В сии годы необузданность Иоаннова явила новый соблазн в преступлении святых уставов церкви с бесстыдством неслыханным. Царица Анна скоро утратила нежность супруга, своим ли бесплодием или единственно потому, что его любострастие, обманывая закон и совесть, искало новых предметов наслаждения: сия злосчастная, как некогда Соломония, должна была отказаться от света, заключилась в монастыре Тихвинском и, названная в монашестве или в схиме Дариею, жила там до 1626 года; а царь, уже не соблюдая я легкой пристойности, уже не требуя благословения от епископов, без всякого церковного разрешения женился (около 1575 года) в пятый раз, на Анне Васильчиковой. Но не знаем, дал ли он ей имя царицы, торжественно ли венчался с нею: ибо в описании его бракосочетаний нет сего пятого; не видим также никого из ее родственников при дворе, в чинах, между царскими людьми ближними. Она схоронена в Суздальской девичьей обители, там, где лежит и Соломония. Шестою Иоанновою супругою – или, как пишут, женищем – была прекрасная вдова, Василиса Мелентьева: он, без всяких иных священных обрядов, взял только молитву для сожития с ней! Увидим, что сим не кончились беззаконные женитьбы царя, ненасытного в убийствах и в любострастии!
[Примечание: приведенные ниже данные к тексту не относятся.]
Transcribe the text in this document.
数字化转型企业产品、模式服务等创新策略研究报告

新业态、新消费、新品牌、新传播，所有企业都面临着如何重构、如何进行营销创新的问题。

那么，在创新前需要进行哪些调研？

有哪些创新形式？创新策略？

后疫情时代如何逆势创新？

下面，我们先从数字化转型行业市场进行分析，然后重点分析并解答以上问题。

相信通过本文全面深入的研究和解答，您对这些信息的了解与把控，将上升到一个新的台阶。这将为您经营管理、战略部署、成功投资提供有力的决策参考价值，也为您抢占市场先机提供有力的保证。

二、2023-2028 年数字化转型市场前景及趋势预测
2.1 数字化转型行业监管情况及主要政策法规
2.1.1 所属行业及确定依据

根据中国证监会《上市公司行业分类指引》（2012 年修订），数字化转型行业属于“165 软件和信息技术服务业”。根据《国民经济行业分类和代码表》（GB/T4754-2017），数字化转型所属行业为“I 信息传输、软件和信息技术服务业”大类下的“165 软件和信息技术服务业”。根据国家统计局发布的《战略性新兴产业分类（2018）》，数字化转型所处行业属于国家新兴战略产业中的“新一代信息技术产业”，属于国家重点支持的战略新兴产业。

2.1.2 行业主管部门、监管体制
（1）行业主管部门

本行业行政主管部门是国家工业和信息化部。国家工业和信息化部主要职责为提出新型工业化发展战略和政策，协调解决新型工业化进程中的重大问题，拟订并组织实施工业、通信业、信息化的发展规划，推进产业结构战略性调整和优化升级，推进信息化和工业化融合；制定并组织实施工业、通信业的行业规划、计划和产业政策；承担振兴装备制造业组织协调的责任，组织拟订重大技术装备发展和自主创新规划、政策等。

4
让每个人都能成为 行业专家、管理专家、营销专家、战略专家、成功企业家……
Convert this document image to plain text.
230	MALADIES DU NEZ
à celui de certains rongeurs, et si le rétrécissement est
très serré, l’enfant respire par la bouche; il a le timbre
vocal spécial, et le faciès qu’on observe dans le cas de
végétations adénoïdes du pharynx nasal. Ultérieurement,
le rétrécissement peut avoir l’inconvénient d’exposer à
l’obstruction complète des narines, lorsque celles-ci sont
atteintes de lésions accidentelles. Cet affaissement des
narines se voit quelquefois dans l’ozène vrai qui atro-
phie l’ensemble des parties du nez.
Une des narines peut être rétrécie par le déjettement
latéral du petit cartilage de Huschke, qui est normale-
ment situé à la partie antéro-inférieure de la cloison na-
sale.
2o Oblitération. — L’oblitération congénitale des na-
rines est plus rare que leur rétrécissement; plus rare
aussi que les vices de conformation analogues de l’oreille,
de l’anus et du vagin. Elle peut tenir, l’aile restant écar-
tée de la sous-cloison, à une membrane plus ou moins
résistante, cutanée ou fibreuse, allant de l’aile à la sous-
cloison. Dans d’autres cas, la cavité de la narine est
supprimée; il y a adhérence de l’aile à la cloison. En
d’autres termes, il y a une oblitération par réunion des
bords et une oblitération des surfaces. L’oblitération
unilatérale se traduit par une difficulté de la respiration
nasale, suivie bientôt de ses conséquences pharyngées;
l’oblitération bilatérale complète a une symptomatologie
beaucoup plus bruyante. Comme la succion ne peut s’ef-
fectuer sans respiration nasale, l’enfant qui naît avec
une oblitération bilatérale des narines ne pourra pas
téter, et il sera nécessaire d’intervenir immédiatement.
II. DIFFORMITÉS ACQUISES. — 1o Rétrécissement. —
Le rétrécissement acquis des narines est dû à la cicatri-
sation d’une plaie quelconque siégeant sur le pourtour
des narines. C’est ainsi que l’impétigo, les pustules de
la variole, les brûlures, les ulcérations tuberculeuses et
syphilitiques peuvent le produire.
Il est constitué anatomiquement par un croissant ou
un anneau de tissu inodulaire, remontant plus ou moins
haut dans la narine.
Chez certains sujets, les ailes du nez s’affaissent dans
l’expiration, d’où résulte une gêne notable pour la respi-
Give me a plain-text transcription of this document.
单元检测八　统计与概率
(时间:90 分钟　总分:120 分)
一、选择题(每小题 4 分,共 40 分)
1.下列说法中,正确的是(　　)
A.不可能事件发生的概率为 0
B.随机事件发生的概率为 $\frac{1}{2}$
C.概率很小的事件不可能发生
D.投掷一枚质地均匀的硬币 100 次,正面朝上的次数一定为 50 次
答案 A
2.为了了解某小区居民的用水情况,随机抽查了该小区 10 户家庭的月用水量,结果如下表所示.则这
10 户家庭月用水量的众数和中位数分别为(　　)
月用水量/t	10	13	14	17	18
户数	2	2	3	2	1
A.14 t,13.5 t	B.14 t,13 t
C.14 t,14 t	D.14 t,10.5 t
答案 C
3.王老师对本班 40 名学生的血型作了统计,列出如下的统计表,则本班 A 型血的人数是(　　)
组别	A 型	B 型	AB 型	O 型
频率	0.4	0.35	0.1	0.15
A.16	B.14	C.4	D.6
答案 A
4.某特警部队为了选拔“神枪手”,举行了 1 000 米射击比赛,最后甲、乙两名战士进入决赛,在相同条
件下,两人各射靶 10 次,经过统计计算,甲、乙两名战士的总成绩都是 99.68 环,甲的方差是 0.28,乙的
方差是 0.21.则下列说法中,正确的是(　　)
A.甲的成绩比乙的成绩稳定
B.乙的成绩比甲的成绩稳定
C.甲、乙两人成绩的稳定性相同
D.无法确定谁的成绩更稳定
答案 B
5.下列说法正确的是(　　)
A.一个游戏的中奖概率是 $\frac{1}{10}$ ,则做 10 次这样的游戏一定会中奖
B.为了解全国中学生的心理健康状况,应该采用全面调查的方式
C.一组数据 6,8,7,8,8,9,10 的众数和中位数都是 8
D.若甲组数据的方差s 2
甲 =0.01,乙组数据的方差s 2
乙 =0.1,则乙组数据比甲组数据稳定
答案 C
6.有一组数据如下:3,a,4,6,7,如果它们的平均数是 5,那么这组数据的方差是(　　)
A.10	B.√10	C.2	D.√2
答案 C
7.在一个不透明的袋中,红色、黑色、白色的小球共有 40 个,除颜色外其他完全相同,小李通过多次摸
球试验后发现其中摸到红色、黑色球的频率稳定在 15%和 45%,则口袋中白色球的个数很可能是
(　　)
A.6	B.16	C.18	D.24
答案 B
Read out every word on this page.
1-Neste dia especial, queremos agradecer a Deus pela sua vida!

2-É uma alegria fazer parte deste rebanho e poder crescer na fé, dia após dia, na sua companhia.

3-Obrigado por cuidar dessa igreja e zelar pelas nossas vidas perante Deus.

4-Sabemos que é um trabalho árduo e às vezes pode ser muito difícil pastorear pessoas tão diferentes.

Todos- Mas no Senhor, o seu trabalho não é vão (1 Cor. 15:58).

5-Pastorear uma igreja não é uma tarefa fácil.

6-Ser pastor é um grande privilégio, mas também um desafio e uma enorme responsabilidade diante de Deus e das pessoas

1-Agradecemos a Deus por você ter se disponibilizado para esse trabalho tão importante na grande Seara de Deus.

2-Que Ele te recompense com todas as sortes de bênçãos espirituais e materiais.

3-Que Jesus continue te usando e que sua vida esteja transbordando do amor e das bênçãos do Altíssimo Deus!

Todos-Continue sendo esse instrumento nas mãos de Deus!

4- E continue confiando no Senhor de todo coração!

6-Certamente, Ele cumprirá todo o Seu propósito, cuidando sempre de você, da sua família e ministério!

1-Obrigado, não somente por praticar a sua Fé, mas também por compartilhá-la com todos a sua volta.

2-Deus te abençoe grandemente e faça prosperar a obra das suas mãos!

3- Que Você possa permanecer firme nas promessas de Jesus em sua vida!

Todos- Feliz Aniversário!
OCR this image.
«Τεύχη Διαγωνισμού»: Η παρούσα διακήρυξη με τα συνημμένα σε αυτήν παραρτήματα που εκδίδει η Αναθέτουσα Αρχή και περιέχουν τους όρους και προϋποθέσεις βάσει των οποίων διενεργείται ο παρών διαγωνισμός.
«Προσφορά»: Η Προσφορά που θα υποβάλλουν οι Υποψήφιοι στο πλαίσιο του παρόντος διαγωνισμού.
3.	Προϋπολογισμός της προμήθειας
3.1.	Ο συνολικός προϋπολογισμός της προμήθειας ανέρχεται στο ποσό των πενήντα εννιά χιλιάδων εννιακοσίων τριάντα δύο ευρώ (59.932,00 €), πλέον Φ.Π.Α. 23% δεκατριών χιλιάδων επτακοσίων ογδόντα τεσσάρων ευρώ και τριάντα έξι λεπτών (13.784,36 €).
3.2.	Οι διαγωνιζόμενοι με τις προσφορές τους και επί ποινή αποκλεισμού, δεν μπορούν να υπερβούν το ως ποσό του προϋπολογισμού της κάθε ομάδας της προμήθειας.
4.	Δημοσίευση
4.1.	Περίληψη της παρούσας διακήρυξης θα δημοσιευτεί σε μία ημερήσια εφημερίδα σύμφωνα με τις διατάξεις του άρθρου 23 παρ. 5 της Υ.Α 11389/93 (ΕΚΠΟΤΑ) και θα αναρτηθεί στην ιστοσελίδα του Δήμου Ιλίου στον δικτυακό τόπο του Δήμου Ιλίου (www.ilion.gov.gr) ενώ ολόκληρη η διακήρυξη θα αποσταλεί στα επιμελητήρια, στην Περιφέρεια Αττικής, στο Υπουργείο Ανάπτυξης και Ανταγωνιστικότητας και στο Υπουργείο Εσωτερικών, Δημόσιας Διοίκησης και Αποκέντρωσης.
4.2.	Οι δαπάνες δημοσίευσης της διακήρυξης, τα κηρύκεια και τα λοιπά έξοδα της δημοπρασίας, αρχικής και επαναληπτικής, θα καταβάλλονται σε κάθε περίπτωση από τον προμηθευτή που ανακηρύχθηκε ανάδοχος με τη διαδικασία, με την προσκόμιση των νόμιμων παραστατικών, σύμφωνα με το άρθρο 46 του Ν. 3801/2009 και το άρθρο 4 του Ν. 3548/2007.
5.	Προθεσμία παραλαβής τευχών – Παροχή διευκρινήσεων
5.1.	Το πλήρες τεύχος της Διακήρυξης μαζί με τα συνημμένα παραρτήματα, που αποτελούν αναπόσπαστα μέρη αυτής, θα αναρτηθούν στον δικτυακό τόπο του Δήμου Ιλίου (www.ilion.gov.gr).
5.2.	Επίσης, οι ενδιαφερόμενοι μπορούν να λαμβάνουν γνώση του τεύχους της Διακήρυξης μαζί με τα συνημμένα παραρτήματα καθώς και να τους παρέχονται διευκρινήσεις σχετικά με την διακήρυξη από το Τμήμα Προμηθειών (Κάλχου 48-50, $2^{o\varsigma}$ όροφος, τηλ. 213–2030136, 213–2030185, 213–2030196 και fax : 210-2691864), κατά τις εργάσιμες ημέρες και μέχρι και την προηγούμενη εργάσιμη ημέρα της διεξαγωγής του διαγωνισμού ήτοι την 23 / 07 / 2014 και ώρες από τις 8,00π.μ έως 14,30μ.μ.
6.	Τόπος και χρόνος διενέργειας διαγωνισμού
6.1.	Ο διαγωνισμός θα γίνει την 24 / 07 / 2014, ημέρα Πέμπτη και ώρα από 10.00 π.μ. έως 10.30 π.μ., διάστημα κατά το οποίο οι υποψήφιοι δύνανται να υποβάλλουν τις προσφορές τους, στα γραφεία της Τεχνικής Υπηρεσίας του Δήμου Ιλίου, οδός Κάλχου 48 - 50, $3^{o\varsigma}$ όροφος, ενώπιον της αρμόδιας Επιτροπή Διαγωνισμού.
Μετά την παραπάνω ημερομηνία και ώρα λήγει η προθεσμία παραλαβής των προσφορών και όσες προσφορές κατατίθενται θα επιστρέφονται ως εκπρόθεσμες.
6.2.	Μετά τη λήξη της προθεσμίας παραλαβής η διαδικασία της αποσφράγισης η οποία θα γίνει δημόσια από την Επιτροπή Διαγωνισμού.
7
<Из главы пятой девятого тома)

Заключение перемирия. Сыноубийство.

Так кончилась война трехлетняя, не столь кровопролитная, сколь несчастная для России, менее славная для Батория, чем постыдная для Иоанна3, который в любопытных ее происшествиях оказал всю слабость души своей, униженной тиранством; который, с неутомимым усилием домогаясь Ливонии, чтобы славно предупредить великое дело Петра, иметь море и гавани для купеческих и государственных сношений России с Европою, – воевав 24 года непрерывно, чтобы медленно, шаг за шагом двигаться к цели, – изгубив столько людей и достояния, – повелевая воинством отечественным, едва не равносильным Ксерксову, вдруг все отдал, и славу и пользу, изнуренным остаткам разноплеменного сонмища Баториева! В первый раз мы заключили мир столь безвыгодный, едва не бесчестный, с Литвою; и если удержались еще в своих древних пределах, не отдали и более: то честь принадлежит Пскову: он, как твердый оплот, сокрушил непобедимость Стефанову; взяв его, Баторий не удовольствовался бы Ливониею; не оставил бы за Россиею ни Смоленска, ни земли Северской; взял бы, может быть, и Новгород, в очаровании Иоаннова страха: ибо современники действительно изъясняли удивительное бездействие наших сил очарованием; писали, что Иоанн, устрашенный видениями и чудесами, ждал только бедствий в войне с Баторием, не веря никаким благоприятным донесениям воевод своих; что явление кометы предвестило тогда несчастие России; что громовая стрела зимою, в день рождества Христова, при ясном солнце зажгла Иоаннову спальню в слободе Александровской; что близ Москвы слышали ужасный голос: «Бегите, бегите, русские!», что в сем месте упал с неба мраморный гробовый камень с таинственною, неизъяснимою надписью; что изумленный царь сам видел его и велел разбить своим телохранителям. Сказка, достойная суеверного века; но то истина, что Псков или Шуйский спас Россию от величайшей опасности, и память сей важной заслуги не изгладится в нашей истории, доколе мы не утратим любви к отечеству и своего имени.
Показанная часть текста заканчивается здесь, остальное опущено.